By Stacey Cameron
Lawmakers are trying to expand the nation-wide DNA criminal database. They are working on a new law that allows police to easily obtain DNA.
Rep. Paul Wesselhoft said the law was inspired by the tragic death of a New Mexico woman.
"It's called Katie's Law," Wesselhoft said. "What it will do is not only benefit Oklahoma, but every state through the United States."
In 2003, Katie Sepich, 22, was brutally raped, killed and set on fire near her home in the New Mexico desert. Three months later her killer, Gabriel Avila, was arrested but later released on an unrelated burglary charge. Because Avila wasn't convicted of that crime, police couldn't collect DNA evidence, and Katie's killer went free for the next four years.
"If we had had this kind of law during that period of time, we could have convicted that person," Wesselhoft said.

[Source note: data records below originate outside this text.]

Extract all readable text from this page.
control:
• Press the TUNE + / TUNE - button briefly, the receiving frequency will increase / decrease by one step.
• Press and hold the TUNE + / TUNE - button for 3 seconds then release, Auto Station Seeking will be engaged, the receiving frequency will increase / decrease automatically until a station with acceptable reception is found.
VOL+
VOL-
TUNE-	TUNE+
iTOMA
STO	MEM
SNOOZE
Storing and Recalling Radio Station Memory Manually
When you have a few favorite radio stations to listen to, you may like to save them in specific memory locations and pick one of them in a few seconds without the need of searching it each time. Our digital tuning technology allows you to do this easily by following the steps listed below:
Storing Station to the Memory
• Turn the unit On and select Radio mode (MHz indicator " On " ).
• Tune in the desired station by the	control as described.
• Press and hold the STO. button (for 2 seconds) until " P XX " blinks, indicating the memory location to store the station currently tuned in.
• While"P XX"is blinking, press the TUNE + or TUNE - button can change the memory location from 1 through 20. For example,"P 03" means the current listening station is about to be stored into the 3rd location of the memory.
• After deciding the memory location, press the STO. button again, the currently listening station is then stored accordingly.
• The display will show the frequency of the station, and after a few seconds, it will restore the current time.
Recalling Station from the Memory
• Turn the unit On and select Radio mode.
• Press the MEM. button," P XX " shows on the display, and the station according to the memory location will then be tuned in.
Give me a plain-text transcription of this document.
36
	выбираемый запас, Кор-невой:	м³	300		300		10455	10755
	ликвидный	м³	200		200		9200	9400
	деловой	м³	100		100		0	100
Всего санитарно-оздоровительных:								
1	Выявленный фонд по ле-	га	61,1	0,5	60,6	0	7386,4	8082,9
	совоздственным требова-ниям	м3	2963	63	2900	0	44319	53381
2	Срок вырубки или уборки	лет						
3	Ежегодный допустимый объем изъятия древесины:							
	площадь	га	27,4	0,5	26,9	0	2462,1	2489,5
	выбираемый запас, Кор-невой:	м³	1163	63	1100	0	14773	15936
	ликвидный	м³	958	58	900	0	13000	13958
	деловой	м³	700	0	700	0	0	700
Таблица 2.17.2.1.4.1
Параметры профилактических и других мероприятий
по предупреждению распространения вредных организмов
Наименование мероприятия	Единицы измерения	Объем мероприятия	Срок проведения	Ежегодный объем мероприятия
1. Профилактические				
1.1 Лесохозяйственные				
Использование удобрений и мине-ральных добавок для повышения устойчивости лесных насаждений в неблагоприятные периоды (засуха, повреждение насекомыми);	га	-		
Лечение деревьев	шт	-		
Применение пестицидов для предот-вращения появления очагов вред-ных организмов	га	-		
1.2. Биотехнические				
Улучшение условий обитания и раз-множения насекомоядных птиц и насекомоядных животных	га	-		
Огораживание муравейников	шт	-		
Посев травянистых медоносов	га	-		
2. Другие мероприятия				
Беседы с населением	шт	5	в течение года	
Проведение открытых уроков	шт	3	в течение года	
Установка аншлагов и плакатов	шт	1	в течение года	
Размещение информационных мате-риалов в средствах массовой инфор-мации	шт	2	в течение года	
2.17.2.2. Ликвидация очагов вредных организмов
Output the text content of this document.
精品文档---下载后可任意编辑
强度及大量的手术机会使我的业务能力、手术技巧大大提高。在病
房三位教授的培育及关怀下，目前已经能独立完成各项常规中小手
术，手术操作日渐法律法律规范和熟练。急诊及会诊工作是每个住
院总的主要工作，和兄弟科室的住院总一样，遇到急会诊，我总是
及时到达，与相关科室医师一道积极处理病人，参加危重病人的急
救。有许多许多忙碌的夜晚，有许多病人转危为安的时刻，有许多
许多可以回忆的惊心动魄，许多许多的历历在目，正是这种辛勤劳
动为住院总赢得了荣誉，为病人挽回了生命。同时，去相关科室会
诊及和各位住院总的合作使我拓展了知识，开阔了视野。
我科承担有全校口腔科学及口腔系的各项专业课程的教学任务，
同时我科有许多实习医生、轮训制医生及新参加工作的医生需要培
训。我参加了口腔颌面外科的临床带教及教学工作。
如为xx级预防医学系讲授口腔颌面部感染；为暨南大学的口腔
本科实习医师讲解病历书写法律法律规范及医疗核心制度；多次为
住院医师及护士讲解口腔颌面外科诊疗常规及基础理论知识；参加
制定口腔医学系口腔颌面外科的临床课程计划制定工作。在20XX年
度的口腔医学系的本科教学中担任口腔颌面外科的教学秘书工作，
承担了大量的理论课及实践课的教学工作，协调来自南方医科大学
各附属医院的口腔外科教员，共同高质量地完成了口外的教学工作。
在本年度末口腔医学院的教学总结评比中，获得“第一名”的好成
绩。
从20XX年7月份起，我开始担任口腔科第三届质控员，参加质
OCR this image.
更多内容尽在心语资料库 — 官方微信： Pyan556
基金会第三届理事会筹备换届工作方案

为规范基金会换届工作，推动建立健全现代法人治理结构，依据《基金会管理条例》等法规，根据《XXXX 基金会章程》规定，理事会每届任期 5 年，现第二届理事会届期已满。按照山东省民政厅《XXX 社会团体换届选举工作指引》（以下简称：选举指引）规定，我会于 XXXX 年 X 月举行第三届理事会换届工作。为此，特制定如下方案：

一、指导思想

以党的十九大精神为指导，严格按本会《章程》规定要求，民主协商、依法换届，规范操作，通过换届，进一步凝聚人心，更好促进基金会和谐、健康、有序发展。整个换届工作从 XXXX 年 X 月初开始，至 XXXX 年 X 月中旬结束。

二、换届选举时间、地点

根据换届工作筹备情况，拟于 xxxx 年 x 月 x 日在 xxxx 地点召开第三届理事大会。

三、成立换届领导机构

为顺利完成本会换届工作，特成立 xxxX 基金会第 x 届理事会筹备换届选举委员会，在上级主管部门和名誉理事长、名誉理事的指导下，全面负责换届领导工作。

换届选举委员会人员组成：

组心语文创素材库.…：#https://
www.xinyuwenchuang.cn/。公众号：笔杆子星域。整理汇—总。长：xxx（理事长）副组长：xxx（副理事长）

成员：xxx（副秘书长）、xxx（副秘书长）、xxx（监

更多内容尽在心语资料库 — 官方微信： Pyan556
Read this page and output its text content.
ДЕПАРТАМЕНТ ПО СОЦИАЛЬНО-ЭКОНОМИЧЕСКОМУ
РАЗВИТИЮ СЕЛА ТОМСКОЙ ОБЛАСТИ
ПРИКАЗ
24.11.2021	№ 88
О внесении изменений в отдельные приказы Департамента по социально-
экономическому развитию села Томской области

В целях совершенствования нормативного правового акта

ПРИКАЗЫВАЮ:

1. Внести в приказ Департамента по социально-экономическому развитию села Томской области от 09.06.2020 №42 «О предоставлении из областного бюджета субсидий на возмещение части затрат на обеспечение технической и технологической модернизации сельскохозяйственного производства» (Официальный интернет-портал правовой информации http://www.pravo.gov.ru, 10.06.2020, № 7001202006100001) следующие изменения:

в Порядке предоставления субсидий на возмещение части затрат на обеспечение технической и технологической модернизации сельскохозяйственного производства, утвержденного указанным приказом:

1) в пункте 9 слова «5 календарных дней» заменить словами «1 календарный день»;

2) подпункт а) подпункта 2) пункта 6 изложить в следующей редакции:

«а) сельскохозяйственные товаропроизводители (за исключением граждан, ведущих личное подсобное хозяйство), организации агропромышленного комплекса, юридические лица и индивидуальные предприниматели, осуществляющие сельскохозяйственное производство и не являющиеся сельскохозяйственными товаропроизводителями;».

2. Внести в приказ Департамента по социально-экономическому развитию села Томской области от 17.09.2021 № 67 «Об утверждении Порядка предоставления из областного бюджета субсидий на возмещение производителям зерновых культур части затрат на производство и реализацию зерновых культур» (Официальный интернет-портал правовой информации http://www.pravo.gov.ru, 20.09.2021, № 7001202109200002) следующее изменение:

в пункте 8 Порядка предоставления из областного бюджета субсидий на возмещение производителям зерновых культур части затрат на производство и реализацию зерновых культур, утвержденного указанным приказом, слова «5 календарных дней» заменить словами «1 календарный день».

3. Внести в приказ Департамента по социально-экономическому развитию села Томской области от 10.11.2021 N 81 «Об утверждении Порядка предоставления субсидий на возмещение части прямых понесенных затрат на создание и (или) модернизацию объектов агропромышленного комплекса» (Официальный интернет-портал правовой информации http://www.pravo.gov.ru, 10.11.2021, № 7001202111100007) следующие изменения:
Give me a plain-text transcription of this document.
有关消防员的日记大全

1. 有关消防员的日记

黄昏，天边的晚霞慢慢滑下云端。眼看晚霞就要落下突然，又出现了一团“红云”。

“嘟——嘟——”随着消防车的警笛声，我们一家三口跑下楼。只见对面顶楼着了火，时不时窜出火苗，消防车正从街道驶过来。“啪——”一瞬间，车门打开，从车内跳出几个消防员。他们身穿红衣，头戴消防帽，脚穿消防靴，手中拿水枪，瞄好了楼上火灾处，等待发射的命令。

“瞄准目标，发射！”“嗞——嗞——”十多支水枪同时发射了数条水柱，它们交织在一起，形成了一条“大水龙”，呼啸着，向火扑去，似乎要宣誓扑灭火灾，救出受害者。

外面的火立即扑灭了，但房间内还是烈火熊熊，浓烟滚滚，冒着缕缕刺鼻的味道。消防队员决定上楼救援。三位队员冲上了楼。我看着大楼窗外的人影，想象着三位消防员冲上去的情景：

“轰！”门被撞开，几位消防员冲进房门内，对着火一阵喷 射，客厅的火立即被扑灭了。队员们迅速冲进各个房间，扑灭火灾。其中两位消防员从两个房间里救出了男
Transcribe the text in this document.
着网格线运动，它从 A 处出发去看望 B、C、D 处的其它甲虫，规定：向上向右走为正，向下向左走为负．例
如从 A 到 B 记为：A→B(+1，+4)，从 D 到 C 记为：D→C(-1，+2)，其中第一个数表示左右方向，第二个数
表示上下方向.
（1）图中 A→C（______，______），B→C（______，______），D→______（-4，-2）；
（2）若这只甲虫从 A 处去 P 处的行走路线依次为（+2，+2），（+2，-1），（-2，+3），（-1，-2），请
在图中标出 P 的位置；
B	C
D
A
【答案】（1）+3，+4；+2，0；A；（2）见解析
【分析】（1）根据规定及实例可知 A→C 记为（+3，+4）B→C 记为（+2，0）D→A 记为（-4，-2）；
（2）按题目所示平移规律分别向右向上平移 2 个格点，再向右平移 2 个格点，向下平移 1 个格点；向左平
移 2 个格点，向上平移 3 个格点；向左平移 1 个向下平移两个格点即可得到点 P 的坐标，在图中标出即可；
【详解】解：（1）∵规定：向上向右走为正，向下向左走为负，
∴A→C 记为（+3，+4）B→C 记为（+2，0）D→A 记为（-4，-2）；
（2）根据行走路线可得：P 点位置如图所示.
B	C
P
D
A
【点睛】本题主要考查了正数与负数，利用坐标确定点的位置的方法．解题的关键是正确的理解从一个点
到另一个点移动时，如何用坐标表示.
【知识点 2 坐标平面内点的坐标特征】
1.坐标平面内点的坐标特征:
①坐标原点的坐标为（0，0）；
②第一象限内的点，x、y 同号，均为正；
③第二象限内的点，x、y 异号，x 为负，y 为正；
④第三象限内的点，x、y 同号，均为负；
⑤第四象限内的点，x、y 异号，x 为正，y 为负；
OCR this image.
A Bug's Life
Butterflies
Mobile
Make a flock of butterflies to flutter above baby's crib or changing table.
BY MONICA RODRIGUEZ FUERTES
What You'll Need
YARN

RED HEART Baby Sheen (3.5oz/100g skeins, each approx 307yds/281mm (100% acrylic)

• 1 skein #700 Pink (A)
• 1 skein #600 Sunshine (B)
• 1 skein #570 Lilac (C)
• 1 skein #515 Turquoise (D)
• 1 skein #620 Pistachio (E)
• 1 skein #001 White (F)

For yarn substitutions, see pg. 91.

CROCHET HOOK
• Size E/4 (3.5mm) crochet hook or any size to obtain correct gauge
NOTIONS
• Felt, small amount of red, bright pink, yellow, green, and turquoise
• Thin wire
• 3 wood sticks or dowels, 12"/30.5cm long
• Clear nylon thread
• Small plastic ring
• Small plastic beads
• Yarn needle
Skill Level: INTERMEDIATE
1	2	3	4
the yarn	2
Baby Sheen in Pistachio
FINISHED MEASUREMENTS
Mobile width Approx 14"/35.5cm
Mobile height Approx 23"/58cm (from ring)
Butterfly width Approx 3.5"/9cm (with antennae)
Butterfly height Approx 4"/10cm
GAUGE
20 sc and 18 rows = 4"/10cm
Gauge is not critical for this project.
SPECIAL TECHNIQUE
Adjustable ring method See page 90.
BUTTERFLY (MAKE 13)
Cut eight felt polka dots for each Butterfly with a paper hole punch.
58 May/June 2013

Not wanting DNA evidence to slip away, Wesselhoft wrote a bill and gave it Katie's name.
Under its language, anyone arrested for a felony in Oklahoma would be required to give police a sample of their DNA, whether or not they were convicted of the crime.
"They'll have to be swabbed inside their mouth, it just takes a minute, and that DNA is put into a data base," Wesselhoft said. "And then if they've committed crimes somewhere else, it connects them."
Senator Johnathon Nichols is introducing similar legislation on the Senate side of the capitol.
11 other states, including Katie Sepich's home state of New Mexico, have already passed laws similar to Representative Wesselhoft's bill.